O presente ensaio tem como principal influência uma recente discussão ocorrida na minha faculdade, mediada pela professora Maria Aparecida Rezende Mota, tomando como base o artigo de Mônica Veloso publicado na revista Estudos Históricos, n° 2, “A literatura como espelho da Nação”. Por trazer uma dimensão muito interessante sobre literatura, que é a área por excelência de discussão do Por Detrás do Véu, decidi por fazer uma síntese do que foi trabalhado em aula e disponibilizar os resultados aqui para vocês.
Uma coisa que eu já vinha percebendo muito fortemente aqui no Brasil é o pouco crédito que a literatura de fantasia goza. Pensei inúmeras vezes sobre o motivo para tal fenômeno, até que algumas leituras de teóricos da Literatura como Luiz Costa Lima, conseguiram me acender uma luz cujo recente curso ajudou a amadurecer e firmar.
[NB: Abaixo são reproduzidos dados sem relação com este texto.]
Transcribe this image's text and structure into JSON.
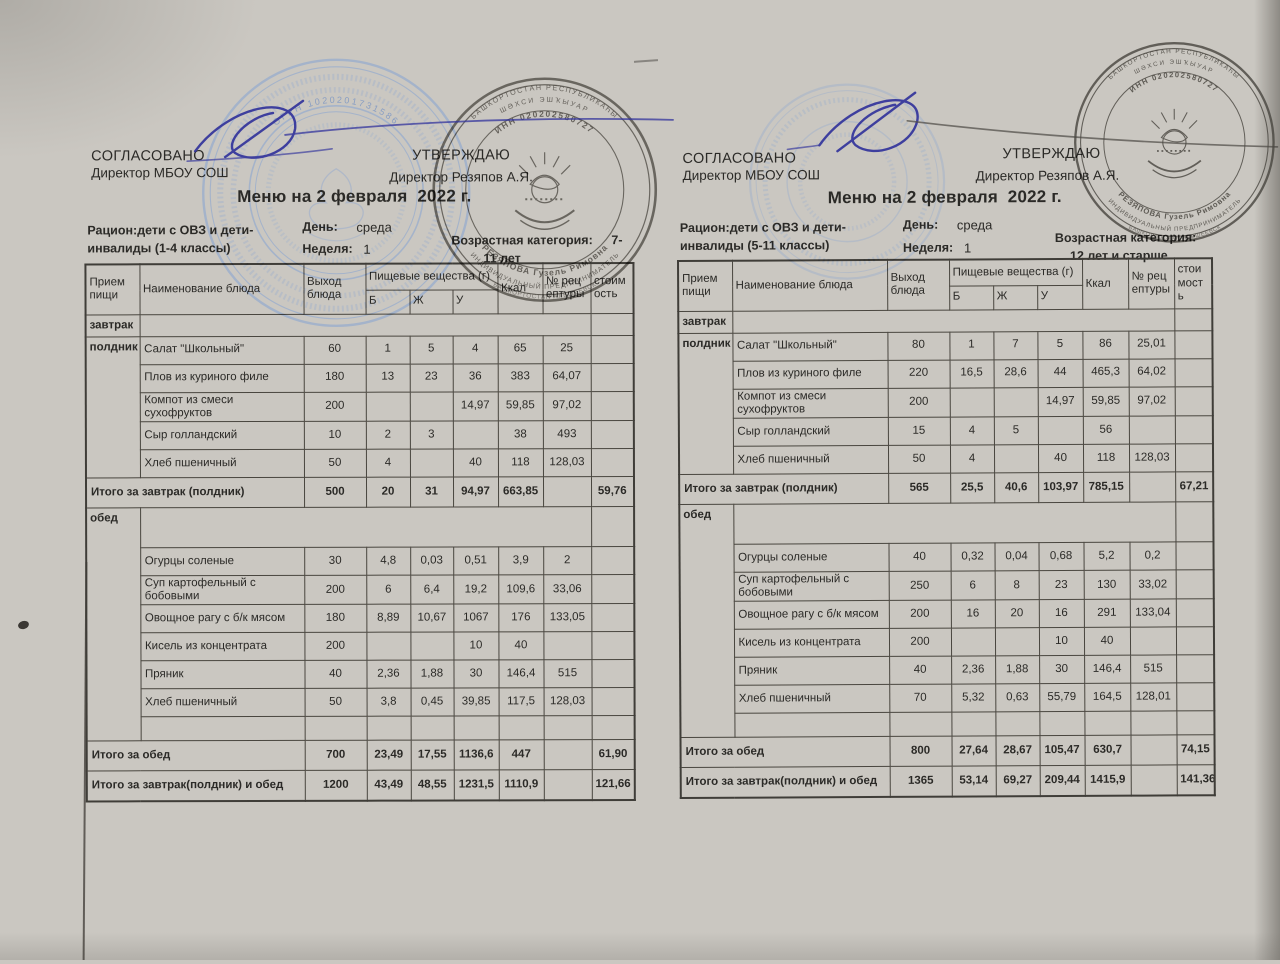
{
  "document_kind": "Школьное меню (скан)",
  "pages": [
    {
      "approved_label": "СОГЛАСОВАНО",
      "approved_role": "Директор МБОУ СОШ",
      "confirm_label": "УТВЕРЖДАЮ",
      "confirm_role": "Директор Резяпов А.Я.",
      "title": "Меню на 2 февраля  2022 г.",
      "ration_line1": "Рацион:дети с ОВЗ и дети-",
      "ration_line2": "инвалиды (1-4 классы)",
      "day_label": "День:",
      "day_value": "среда",
      "week_label": "Неделя:",
      "week_value": "1",
      "age_label": "Возрастная категория:",
      "age_side": "7-",
      "age_value": "11 лет",
      "table": {
        "col_headers": {
          "meal": "Прием пищи",
          "dish": "Наименование блюда",
          "output": "Выход блюда",
          "nutrients": "Пищевые вещества (г)",
          "b": "Б",
          "zh": "Ж",
          "u": "У",
          "kcal": "Ккал",
          "recipe": "№ рецептуры",
          "cost": "стоимость"
        },
        "sections": [
          {
            "meal": "завтрак"
          },
          {
            "meal": "полдник",
            "dishes": [
              [
                "Салат \"Школьный\"",
                "60",
                "1",
                "5",
                "4",
                "65",
                "25",
                ""
              ],
              [
                "Плов из куриного филе",
                "180",
                "13",
                "23",
                "36",
                "383",
                "64,07",
                ""
              ],
              [
                "Компот из смеси сухофруктов",
                "200",
                "",
                "",
                "14,97",
                "59,85",
                "97,02",
                ""
              ],
              [
                "Сыр голландский",
                "10",
                "2",
                "3",
                "",
                "38",
                "493",
                ""
              ],
              [
                "Хлеб пшеничный",
                "50",
                "4",
                "",
                "40",
                "118",
                "128,03",
                ""
              ]
            ]
          },
          {
            "total": "Итого за завтрак (полдник)",
            "values": [
              "500",
              "20",
              "31",
              "94,97",
              "663,85",
              "",
              "59,76"
            ]
          },
          {
            "meal": "обед",
            "lead_empty": true,
            "trail_blank": true,
            "dishes": [
              [
                "Огурцы соленые",
                "30",
                "4,8",
                "0,03",
                "0,51",
                "3,9",
                "2",
                ""
              ],
              [
                "Суп картофельный с бобовыми",
                "200",
                "6",
                "6,4",
                "19,2",
                "109,6",
                "33,06",
                ""
              ],
              [
                "Овощное рагу с б/к мясом",
                "180",
                "8,89",
                "10,67",
                "1067",
                "176",
                "133,05",
                ""
              ],
              [
                "Кисель из концентрата",
                "200",
                "",
                "",
                "10",
                "40",
                "",
                ""
              ],
              [
                "Пряник",
                "40",
                "2,36",
                "1,88",
                "30",
                "146,4",
                "515",
                ""
              ],
              [
                "Хлеб пшеничный",
                "50",
                "3,8",
                "0,45",
                "39,85",
                "117,5",
                "128,03",
                ""
              ]
            ]
          },
          {
            "total": "Итого за обед",
            "values": [
              "700",
              "23,49",
              "17,55",
              "1136,6",
              "447",
              "",
              "61,90"
            ]
          },
          {
            "total": "Итого за завтрак(полдник) и обед",
            "values": [
              "1200",
              "43,49",
              "48,55",
              "1231,5",
              "1110,9",
              "",
              "121,66"
            ]
          }
        ]
      }
    },
    {
      "approved_label": "СОГЛАСОВАНО",
      "approved_role": "Директор МБОУ СОШ",
      "confirm_label": "УТВЕРЖДАЮ",
      "confirm_role": "Директор Резяпов А.Я.",
      "title": "Меню на 2 февраля  2022 г.",
      "ration_line1": "Рацион:дети с ОВЗ и дети-",
      "ration_line2": "инвалиды (5-11 классы)",
      "day_label": "День:",
      "day_value": "среда",
      "week_label": "Неделя:",
      "week_value": "1",
      "age_label": "Возрастная категория:",
      "age_side": "",
      "age_value": "12 лет и старше",
      "table": {
        "col_headers": {
          "meal": "Прием пищи",
          "dish": "Наименование блюда",
          "output": "Выход блюда",
          "nutrients": "Пищевые вещества (г)",
          "b": "Б",
          "zh": "Ж",
          "u": "У",
          "kcal": "Ккал",
          "recipe": "№ рецептуры",
          "cost": "стоимость"
        },
        "sections": [
          {
            "meal": "завтрак"
          },
          {
            "meal": "полдник",
            "dishes": [
              [
                "Салат \"Школьный\"",
                "80",
                "1",
                "7",
                "5",
                "86",
                "25,01",
                ""
              ],
              [
                "Плов из куриного филе",
                "220",
                "16,5",
                "28,6",
                "44",
                "465,3",
                "64,02",
                ""
              ],
              [
                "Компот из смеси сухофруктов",
                "200",
                "",
                "",
                "14,97",
                "59,85",
                "97,02",
                ""
              ],
              [
                "Сыр голландский",
                "15",
                "4",
                "5",
                "",
                "56",
                "",
                ""
              ],
              [
                "Хлеб пшеничный",
                "50",
                "4",
                "",
                "40",
                "118",
                "128,03",
                ""
              ]
            ]
          },
          {
            "total": "Итого за завтрак (полдник)",
            "values": [
              "565",
              "25,5",
              "40,6",
              "103,97",
              "785,15",
              "",
              "67,21"
            ]
          },
          {
            "meal": "обед",
            "lead_empty": true,
            "trail_blank": true,
            "dishes": [
              [
                "Огурцы соленые",
                "40",
                "0,32",
                "0,04",
                "0,68",
                "5,2",
                "0,2",
                ""
              ],
              [
                "Суп картофельный с бобовыми",
                "250",
                "6",
                "8",
                "23",
                "130",
                "33,02",
                ""
              ],
              [
                "Овощное рагу с б/к мясом",
                "200",
                "16",
                "20",
                "16",
                "291",
                "133,04",
                ""
              ],
              [
                "Кисель из концентрата",
                "200",
                "",
                "",
                "10",
                "40",
                "",
                ""
              ],
              [
                "Пряник",
                "40",
                "2,36",
                "1,88",
                "30",
                "146,4",
                "515",
                ""
              ],
              [
                "Хлеб пшеничный",
                "70",
                "5,32",
                "0,63",
                "55,79",
                "164,5",
                "128,01",
                ""
              ]
            ]
          },
          {
            "total": "Итого за обед",
            "values": [
              "800",
              "27,64",
              "28,67",
              "105,47",
              "630,7",
              "",
              "74,15"
            ]
          },
          {
            "total": "Итого за завтрак(полдник) и обед",
            "values": [
              "1365",
              "53,14",
              "69,27",
              "209,44",
              "1415,9",
              "",
              "141,36"
            ]
          }
        ]
      }
    }
  ],
  "stamps": {
    "blue": {
      "ogrn": "ОГРН 1020201731586"
    },
    "dark": {
      "outer_top": "БАШКОРТОСТАН РЕСПУБЛИКАҺЫ",
      "outer_top2": "ШӘХСИ ЭШҠЫУАР",
      "inn": "ИНН 020202580727",
      "name": "РЕЗЯПОВА Гузель Римовна",
      "outer_bottom": "ИНДИВИДУАЛЬНЫЙ ПРЕДПРИНИМАТЕЛЬ",
      "outer_bottom2": "БАШКОРТОСТАН  АЛЬШЕЕВСК"
    }
  }
}
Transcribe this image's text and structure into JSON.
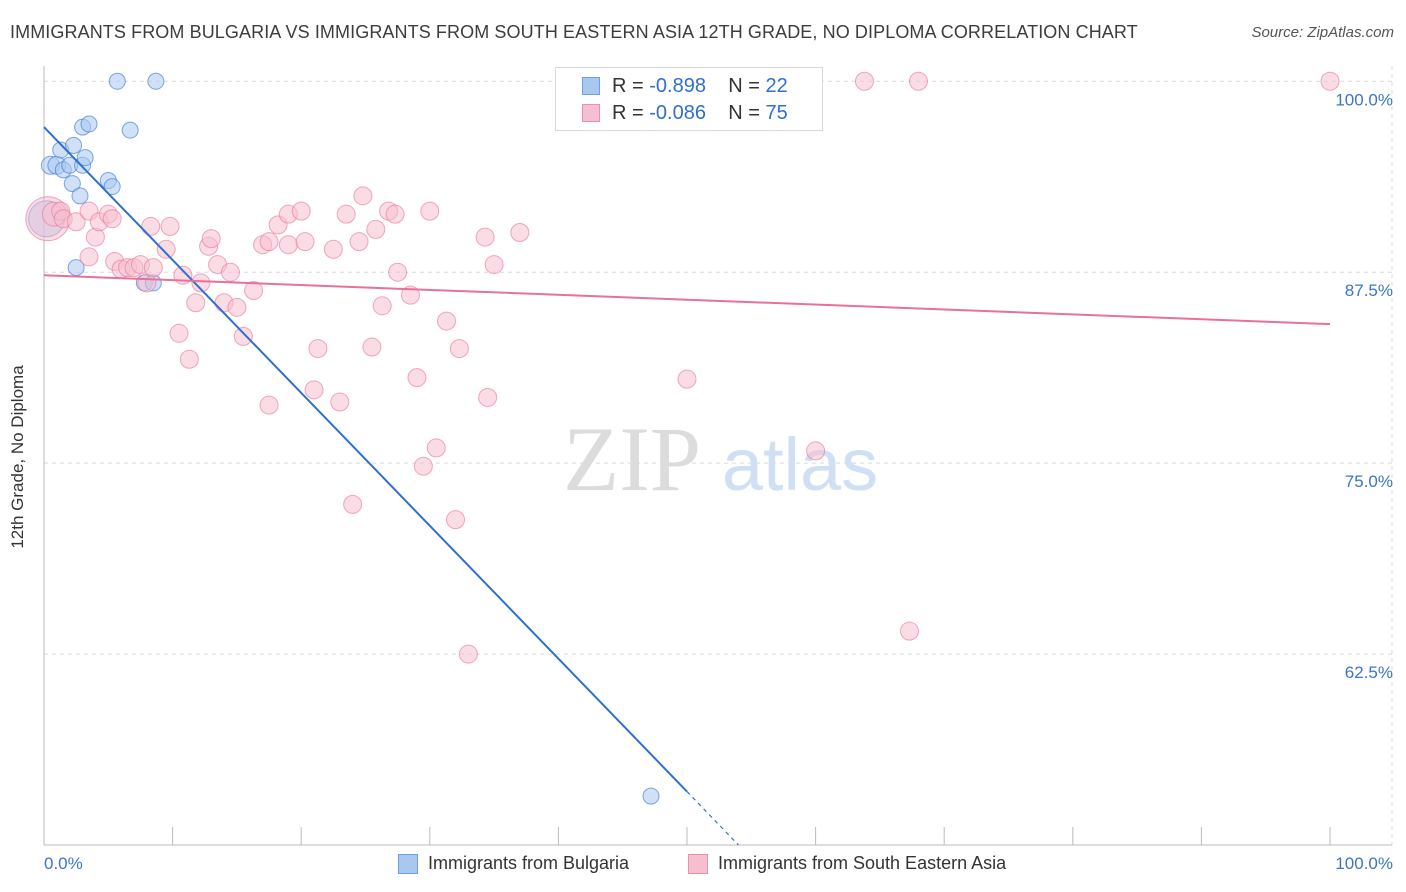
{
  "title": "IMMIGRANTS FROM BULGARIA VS IMMIGRANTS FROM SOUTH EASTERN ASIA 12TH GRADE, NO DIPLOMA CORRELATION CHART",
  "source": "Source: ZipAtlas.com",
  "watermark": {
    "zip": "ZIP",
    "atlas": "atlas"
  },
  "colors": {
    "blue": "#2f6fd0",
    "blue_fill": "#a9c8f0",
    "pink": "#e8709a",
    "pink_fill": "#f6bfd0",
    "grid": "#d9d9d9",
    "tick_label": "#3b74c9"
  },
  "legend": {
    "r_label": "R =",
    "n_label": "N =",
    "series": [
      {
        "r": "-0.898",
        "n": "22"
      },
      {
        "r": "-0.086",
        "n": "75"
      }
    ]
  },
  "chart_data": {
    "type": "scatter",
    "xlabel": "",
    "ylabel": "12th Grade, No Diploma",
    "xlim": [
      0,
      100
    ],
    "ylim": [
      50,
      101
    ],
    "x_tick_labels": [
      {
        "value": 0,
        "label": "0.0%"
      },
      {
        "value": 100,
        "label": "100.0%"
      }
    ],
    "y_tick_labels": [
      {
        "value": 100,
        "label": "100.0%"
      },
      {
        "value": 87.5,
        "label": "87.5%"
      },
      {
        "value": 75,
        "label": "75.0%"
      },
      {
        "value": 62.5,
        "label": "62.5%"
      }
    ],
    "grid": true,
    "series": [
      {
        "name": "Immigrants from Bulgaria",
        "color": "#2f6fd0",
        "fill": "#a9c8f0",
        "trend": {
          "x0": 0,
          "y0": 97.0,
          "x1": 50,
          "y1": 53.5,
          "dash_to_x": 54,
          "dash_to_y": 50
        },
        "points": [
          [
            0.2,
            91.0,
            18
          ],
          [
            0.5,
            94.5,
            9
          ],
          [
            1.0,
            94.5,
            9
          ],
          [
            1.3,
            95.5,
            8
          ],
          [
            1.5,
            94.2,
            8
          ],
          [
            2.0,
            94.5,
            8
          ],
          [
            2.2,
            93.3,
            8
          ],
          [
            2.3,
            95.8,
            8
          ],
          [
            2.5,
            87.8,
            8
          ],
          [
            2.8,
            92.5,
            8
          ],
          [
            3.0,
            94.5,
            8
          ],
          [
            3.0,
            97.0,
            8
          ],
          [
            3.2,
            95.0,
            8
          ],
          [
            3.5,
            97.2,
            8
          ],
          [
            5.0,
            93.5,
            8
          ],
          [
            5.3,
            93.1,
            8
          ],
          [
            5.7,
            100.0,
            8
          ],
          [
            6.7,
            96.8,
            8
          ],
          [
            7.8,
            86.8,
            8
          ],
          [
            8.5,
            86.8,
            8
          ],
          [
            8.7,
            100.0,
            8
          ],
          [
            47.2,
            53.2,
            8
          ]
        ]
      },
      {
        "name": "Immigrants from South Eastern Asia",
        "color": "#e8709a",
        "fill": "#f6bfd0",
        "trend": {
          "x0": 0,
          "y0": 87.3,
          "x1": 100,
          "y1": 84.1
        },
        "points": [
          [
            0.3,
            91.0,
            22
          ],
          [
            0.8,
            91.3,
            12
          ],
          [
            1.3,
            91.5,
            9
          ],
          [
            1.5,
            91.0,
            9
          ],
          [
            2.5,
            90.8,
            9
          ],
          [
            3.5,
            91.5,
            9
          ],
          [
            3.5,
            88.5,
            9
          ],
          [
            4.0,
            89.8,
            9
          ],
          [
            4.3,
            90.8,
            9
          ],
          [
            5.0,
            91.3,
            9
          ],
          [
            5.3,
            91.0,
            9
          ],
          [
            5.5,
            88.2,
            9
          ],
          [
            6.0,
            87.7,
            9
          ],
          [
            6.5,
            87.8,
            9
          ],
          [
            7.0,
            87.8,
            9
          ],
          [
            7.5,
            88.0,
            9
          ],
          [
            8.0,
            86.8,
            9
          ],
          [
            8.3,
            90.5,
            9
          ],
          [
            8.5,
            87.8,
            9
          ],
          [
            9.5,
            89.0,
            9
          ],
          [
            9.8,
            90.5,
            9
          ],
          [
            10.5,
            83.5,
            9
          ],
          [
            10.8,
            87.3,
            9
          ],
          [
            11.3,
            81.8,
            9
          ],
          [
            11.8,
            85.5,
            9
          ],
          [
            12.2,
            86.8,
            9
          ],
          [
            12.8,
            89.2,
            9
          ],
          [
            13.0,
            89.7,
            9
          ],
          [
            13.5,
            88.0,
            9
          ],
          [
            14.0,
            85.5,
            9
          ],
          [
            14.5,
            87.5,
            9
          ],
          [
            15.0,
            85.2,
            9
          ],
          [
            15.5,
            83.3,
            9
          ],
          [
            16.3,
            86.3,
            9
          ],
          [
            17.0,
            89.3,
            9
          ],
          [
            17.5,
            89.5,
            9
          ],
          [
            17.5,
            78.8,
            9
          ],
          [
            18.2,
            90.6,
            9
          ],
          [
            19.0,
            89.3,
            9
          ],
          [
            19.0,
            91.3,
            9
          ],
          [
            20.0,
            91.5,
            9
          ],
          [
            20.3,
            89.5,
            9
          ],
          [
            21.0,
            79.8,
            9
          ],
          [
            21.3,
            82.5,
            9
          ],
          [
            22.5,
            89.0,
            9
          ],
          [
            23.0,
            79.0,
            9
          ],
          [
            23.5,
            91.3,
            9
          ],
          [
            24.0,
            72.3,
            9
          ],
          [
            24.5,
            89.5,
            9
          ],
          [
            24.8,
            92.5,
            9
          ],
          [
            25.5,
            82.6,
            9
          ],
          [
            25.8,
            90.3,
            9
          ],
          [
            26.3,
            85.3,
            9
          ],
          [
            26.8,
            91.5,
            9
          ],
          [
            27.3,
            91.3,
            9
          ],
          [
            27.5,
            87.5,
            9
          ],
          [
            28.5,
            86.0,
            9
          ],
          [
            29.0,
            80.6,
            9
          ],
          [
            29.5,
            74.8,
            9
          ],
          [
            30.0,
            91.5,
            9
          ],
          [
            30.5,
            76.0,
            9
          ],
          [
            31.3,
            84.3,
            9
          ],
          [
            32.0,
            71.3,
            9
          ],
          [
            32.3,
            82.5,
            9
          ],
          [
            33.0,
            62.5,
            9
          ],
          [
            34.3,
            89.8,
            9
          ],
          [
            34.5,
            79.3,
            9
          ],
          [
            35.0,
            88.0,
            9
          ],
          [
            37.0,
            90.1,
            9
          ],
          [
            50.0,
            80.5,
            9
          ],
          [
            60.0,
            75.8,
            9
          ],
          [
            63.8,
            100.0,
            9
          ],
          [
            68.0,
            100.0,
            9
          ],
          [
            67.3,
            64.0,
            9
          ],
          [
            100.0,
            100.0,
            9
          ]
        ]
      }
    ]
  }
}
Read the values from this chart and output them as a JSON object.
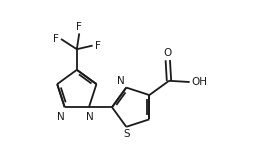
{
  "bg_color": "#ffffff",
  "line_color": "#1a1a1a",
  "line_width": 1.3,
  "font_size": 7.5,
  "figsize": [
    2.58,
    1.64
  ],
  "dpi": 100,
  "xlim": [
    0,
    10.5
  ],
  "ylim": [
    0,
    6.7
  ]
}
Como base para se entender esse problema, é interessante chamar a atenção para o detalhe de que a nossa literatura nasceu sob o signo do trabalho documental. Desde seus primórdios, com o movimento romântico, a produção literária tinha como metas tentar traçar um quadro do que era o Brasil, de como ela era composto, de que maneira ele era. A literatura como espelho da nação é uma expressão que ilustra muito bem esse compromisso dos literatos em apresentar uma verdadeira nação brasileira. Algo que desde os romances românticos já havia, como pode ser visto na obra “O Guarani” de José de Alencar, que, apesar de imbuído do sentimento romântico, fazia questão de situar sua história em um local real do Brasil, assim como realizava pesquisas e inseria notas explicativas em seu trabalho, a fim de situar o leitor sobre os costumes indígenas e outras especificidades que apareciam na obra.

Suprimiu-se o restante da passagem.